En s’éloignant de la vision, Uccello se rapproche bien sûr du faire, de l’acte pictural comme exploration du plan, d la surface. L’état d’inachèvement apparent est bien par contre un état de la surface comme champ d’action ; les corps plaqués sur les parois sont peut être la clef de cette tentation pour la muralité ; tentation paradoxale pour le champion de la perspective. Contradiction bien résolue puisque révélant l’aspect linéaire, unidimensionnel de la perspective, qui est bien une construction de points et de lignes ; il la révèle en toute clarté dans sa réalité bidimensionnelle et plane. Les allers et retours, cette dialectique, évoquent le flux et le reflux, jamais victorieux, recouvrant et découvrant, ne s’arrêtant jamais. L’image du déluge est encore cohérente avec cette notion de flux, d’autant plus que les figures respectives de     Noë et de la colombe de la paix, apparaissent au sein même de cette scène, avant même l’engloutissement total ; vision contradictoire encore, le flux étant à peine abouti que déjà apparaît le signe du reflux, la colombe, se retrouvant donc par la même, menacée par le flux. Nous voilà dans une histoire sans fin, une boucle qui ne peut être achevée. Il suffit donc de flotter et l’oiseau de vénus, figure de la paix et de la beauté, ici réunies n’attend pas la fin des paroxysmes pour apparaître. Il survole la situation, au dessus des excès contradictoires. La paix comme la beauté, apparaissent donc trop tôt, inattendues. La beauté et la paix, pour Uccello, n’apparaissent donc pas au bout d’un processus, mais en cours de processus. Ceci est possible, à condition que toutes les forces soient libérées, débondées et non occultées, quelles que soient leurs logiques contradictoires. Mais comme Noë sait voir le signe de la colombe et lui tendre la main, l’artiste doit savoir reconnaître le moment ou la beauté émerge, quand bien même plus tôt ou plus tard que prévu.

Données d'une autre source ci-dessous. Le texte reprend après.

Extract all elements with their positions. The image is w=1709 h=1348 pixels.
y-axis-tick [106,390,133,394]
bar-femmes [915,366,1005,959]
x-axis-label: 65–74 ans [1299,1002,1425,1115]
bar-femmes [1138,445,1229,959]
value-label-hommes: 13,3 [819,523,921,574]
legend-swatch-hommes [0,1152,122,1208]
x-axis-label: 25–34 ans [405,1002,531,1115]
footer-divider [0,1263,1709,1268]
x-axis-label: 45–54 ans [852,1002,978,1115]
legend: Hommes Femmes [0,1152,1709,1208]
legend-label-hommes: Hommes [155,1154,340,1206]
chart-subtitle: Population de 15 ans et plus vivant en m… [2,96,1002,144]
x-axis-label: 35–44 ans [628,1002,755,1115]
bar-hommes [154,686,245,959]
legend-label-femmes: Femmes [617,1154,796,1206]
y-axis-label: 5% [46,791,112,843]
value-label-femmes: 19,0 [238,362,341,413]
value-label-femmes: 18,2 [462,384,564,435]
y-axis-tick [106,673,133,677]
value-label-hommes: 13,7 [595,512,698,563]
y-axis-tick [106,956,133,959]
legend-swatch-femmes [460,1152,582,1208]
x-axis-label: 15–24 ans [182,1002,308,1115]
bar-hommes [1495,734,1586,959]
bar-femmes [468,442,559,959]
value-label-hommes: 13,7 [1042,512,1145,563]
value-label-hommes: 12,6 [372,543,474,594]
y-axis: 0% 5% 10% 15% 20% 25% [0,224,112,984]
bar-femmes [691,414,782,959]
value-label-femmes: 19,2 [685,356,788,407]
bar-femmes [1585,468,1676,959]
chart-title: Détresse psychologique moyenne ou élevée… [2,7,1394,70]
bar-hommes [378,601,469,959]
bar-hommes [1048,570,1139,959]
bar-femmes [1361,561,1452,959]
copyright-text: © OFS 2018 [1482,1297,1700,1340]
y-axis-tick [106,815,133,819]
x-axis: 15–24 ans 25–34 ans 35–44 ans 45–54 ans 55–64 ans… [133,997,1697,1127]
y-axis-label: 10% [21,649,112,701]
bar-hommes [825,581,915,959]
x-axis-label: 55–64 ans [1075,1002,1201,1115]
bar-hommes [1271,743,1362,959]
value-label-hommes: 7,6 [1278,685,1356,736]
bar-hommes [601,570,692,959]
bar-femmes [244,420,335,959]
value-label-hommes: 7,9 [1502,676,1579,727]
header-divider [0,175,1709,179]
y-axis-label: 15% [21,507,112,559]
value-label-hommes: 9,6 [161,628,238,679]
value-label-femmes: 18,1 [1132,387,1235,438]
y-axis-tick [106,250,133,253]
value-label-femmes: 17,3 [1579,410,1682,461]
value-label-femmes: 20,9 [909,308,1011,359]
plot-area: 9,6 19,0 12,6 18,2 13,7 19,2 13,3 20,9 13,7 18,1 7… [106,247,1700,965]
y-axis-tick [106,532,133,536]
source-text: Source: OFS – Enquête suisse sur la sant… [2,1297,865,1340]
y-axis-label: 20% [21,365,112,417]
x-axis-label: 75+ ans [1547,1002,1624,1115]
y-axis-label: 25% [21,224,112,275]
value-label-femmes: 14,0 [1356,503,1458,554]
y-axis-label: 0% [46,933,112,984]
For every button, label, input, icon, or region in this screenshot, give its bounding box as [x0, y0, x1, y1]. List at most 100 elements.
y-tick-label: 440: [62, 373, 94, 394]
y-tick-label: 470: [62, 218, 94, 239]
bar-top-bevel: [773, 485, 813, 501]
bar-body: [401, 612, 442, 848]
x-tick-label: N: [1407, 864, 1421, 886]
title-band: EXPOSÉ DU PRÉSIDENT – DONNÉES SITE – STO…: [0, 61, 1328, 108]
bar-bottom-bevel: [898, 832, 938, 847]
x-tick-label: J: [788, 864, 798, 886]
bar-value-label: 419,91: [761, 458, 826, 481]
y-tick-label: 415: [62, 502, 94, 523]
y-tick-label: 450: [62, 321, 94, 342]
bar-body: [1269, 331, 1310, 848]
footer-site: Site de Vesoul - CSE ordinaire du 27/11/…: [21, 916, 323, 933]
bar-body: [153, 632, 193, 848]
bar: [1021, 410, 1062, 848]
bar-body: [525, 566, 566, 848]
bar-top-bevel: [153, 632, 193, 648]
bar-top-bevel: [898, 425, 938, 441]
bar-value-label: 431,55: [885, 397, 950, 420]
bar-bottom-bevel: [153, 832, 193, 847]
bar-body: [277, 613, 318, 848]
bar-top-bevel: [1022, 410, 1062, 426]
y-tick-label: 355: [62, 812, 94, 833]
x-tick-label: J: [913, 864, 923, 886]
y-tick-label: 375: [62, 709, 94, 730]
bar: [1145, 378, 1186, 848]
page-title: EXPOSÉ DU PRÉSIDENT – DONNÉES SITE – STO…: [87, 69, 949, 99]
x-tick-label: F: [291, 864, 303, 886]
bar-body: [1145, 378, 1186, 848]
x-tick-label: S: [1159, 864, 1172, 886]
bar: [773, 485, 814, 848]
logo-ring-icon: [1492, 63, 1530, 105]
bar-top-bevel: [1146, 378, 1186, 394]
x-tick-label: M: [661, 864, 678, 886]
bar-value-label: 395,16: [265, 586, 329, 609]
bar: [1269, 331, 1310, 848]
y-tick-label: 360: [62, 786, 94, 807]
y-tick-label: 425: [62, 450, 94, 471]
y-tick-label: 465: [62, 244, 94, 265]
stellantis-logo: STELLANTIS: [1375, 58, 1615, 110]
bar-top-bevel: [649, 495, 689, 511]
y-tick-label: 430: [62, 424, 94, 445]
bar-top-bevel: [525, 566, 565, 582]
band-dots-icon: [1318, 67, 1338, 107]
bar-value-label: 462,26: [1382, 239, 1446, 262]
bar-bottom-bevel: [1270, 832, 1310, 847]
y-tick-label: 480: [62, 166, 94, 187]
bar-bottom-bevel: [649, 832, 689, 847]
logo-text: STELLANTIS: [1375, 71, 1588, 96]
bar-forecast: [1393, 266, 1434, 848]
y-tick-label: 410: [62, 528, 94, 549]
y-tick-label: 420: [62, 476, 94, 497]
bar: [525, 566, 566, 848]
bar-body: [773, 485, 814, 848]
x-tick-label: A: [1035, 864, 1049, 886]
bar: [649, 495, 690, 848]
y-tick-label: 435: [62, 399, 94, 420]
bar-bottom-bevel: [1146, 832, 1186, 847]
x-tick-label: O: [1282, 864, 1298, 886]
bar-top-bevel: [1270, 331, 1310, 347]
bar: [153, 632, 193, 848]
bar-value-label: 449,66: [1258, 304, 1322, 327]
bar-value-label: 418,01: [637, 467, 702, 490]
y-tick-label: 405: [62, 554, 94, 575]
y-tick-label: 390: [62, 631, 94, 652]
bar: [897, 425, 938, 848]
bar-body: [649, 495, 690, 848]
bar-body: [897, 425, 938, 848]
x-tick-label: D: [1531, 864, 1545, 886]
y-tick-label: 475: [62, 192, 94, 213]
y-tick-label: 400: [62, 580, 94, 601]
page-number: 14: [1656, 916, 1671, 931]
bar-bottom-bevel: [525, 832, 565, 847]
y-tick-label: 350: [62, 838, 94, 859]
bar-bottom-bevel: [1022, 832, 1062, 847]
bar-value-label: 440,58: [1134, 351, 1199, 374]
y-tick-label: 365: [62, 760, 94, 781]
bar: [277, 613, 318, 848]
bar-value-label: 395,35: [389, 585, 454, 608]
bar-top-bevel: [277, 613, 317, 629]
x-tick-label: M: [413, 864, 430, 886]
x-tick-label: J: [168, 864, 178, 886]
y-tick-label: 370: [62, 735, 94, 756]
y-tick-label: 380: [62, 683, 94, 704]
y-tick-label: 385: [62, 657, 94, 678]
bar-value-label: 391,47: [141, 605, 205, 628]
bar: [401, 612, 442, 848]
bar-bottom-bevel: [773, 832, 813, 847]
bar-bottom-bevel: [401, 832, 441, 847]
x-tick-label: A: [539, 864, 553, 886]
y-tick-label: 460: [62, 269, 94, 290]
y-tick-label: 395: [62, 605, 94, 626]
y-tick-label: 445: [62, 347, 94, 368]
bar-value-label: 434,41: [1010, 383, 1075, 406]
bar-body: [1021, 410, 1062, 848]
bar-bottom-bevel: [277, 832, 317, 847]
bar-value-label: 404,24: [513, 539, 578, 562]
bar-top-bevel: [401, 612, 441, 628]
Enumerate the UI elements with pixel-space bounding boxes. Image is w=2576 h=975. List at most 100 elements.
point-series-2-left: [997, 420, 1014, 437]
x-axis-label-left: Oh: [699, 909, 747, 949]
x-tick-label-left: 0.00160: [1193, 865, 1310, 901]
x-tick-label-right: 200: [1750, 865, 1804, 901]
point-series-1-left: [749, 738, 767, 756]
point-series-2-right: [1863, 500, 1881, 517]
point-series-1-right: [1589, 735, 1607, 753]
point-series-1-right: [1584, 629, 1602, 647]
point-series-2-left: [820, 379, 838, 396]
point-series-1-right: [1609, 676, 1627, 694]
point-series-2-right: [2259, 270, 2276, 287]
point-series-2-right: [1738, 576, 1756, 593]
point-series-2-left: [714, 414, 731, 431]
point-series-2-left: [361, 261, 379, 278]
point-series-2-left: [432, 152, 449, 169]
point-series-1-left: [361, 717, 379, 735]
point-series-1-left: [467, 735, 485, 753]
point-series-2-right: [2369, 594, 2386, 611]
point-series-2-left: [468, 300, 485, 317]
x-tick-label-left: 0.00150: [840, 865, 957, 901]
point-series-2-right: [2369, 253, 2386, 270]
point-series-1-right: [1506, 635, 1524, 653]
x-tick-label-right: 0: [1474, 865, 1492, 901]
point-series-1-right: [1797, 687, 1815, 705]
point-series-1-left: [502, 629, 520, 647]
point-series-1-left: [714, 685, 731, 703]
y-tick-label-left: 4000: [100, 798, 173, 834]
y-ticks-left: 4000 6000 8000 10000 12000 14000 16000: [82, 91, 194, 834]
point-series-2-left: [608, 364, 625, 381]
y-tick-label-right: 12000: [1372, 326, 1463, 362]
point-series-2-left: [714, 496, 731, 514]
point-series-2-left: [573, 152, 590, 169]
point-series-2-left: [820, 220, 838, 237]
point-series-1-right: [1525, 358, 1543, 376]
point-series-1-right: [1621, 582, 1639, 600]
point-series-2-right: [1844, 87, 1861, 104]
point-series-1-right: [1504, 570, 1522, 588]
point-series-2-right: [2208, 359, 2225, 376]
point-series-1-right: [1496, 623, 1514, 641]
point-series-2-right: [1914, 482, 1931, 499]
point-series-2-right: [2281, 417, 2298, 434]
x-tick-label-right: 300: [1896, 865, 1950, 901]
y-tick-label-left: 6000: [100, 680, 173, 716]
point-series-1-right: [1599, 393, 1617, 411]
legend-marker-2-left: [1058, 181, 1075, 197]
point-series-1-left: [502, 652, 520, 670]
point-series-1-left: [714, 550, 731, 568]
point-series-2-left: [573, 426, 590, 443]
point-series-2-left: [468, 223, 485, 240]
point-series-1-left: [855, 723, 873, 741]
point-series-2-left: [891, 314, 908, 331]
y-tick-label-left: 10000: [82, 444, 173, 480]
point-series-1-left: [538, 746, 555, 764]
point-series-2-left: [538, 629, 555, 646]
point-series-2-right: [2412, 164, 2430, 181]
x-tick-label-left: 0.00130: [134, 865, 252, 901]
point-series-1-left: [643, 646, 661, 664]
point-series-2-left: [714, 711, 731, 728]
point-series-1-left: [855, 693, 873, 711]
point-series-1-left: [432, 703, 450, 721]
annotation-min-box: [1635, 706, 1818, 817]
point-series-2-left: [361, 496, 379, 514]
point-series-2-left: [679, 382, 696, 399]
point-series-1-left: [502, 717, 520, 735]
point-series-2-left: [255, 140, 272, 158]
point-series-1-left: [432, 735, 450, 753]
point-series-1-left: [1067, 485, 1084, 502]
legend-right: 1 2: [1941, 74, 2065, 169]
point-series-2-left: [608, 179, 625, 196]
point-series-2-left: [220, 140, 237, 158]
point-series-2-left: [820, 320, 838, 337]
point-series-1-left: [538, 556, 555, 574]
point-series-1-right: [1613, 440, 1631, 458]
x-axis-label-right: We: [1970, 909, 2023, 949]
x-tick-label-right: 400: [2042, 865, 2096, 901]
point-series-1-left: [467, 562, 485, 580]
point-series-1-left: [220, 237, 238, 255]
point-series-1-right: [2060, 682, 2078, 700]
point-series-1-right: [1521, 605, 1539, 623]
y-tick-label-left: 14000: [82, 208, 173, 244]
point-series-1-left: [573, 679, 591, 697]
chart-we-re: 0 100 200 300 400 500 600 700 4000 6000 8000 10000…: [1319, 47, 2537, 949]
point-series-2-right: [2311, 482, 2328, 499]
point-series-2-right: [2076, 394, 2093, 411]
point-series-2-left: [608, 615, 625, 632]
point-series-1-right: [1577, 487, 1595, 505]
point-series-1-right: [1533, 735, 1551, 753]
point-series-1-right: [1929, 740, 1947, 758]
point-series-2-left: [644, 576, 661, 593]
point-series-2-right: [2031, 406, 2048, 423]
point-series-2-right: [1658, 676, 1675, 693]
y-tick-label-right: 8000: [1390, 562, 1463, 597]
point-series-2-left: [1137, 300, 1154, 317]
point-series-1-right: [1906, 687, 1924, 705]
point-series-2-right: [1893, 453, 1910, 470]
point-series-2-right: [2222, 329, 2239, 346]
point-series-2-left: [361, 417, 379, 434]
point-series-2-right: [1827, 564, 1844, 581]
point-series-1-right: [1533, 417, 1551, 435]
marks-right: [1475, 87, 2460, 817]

Voilà sans doute la question de l’inachèvement ici illustrée. La seule forme et figure achevée par Uccello dans la bataille comme ici dans le déluge, c’est le mazzocchio. Bouée en perspective qui seule résiste au flux et reflux des flots et des combats. L e mazzocchio est plein et creux, rond et carré à la fois par ses damiers, fini et infini (le tore de la géométrie dans l’espace- figure des plus complexe), plan et en relief..Seule figure suffisamment complexe pour méritée d’être représentée car informant par son apparence sur sa complexité. Elle est digne d’être dessinée, peinte et achevée ; c’est cette bouée qui lui permet de se reposer des paradoxes incessants de la peinture. Jean Louis Scheffer écrit que le mazzocchio «  il retient à lui seul la dispersion d’une fonction dénotative sur l’ensemble des figures…seule figure qui tienne l’ensemble des figures, elle bouche comme un tampon leur sémiorragie3 (Galilée, p. 93). Tant il est vrai que les figures inachevées d’Uccello, ne peuvent être lues ; à peine émergeantes sont elles vidées de substance, d’autonomie. «  la fresque d’Uccello présente ou plus exactement régit un état de désorganisation des corps…dévêtus, estompés, enfoncés, pris dans une gangue liquide, tronqués soumis à des degrés d’effacement, de gommage.. » (p.12) , «  .cette scène es une scène d’effacement du travail de l’anatomie qui semble glisser dans la figuration, la révélation d’une espèce de terreur des corps3 (p.13).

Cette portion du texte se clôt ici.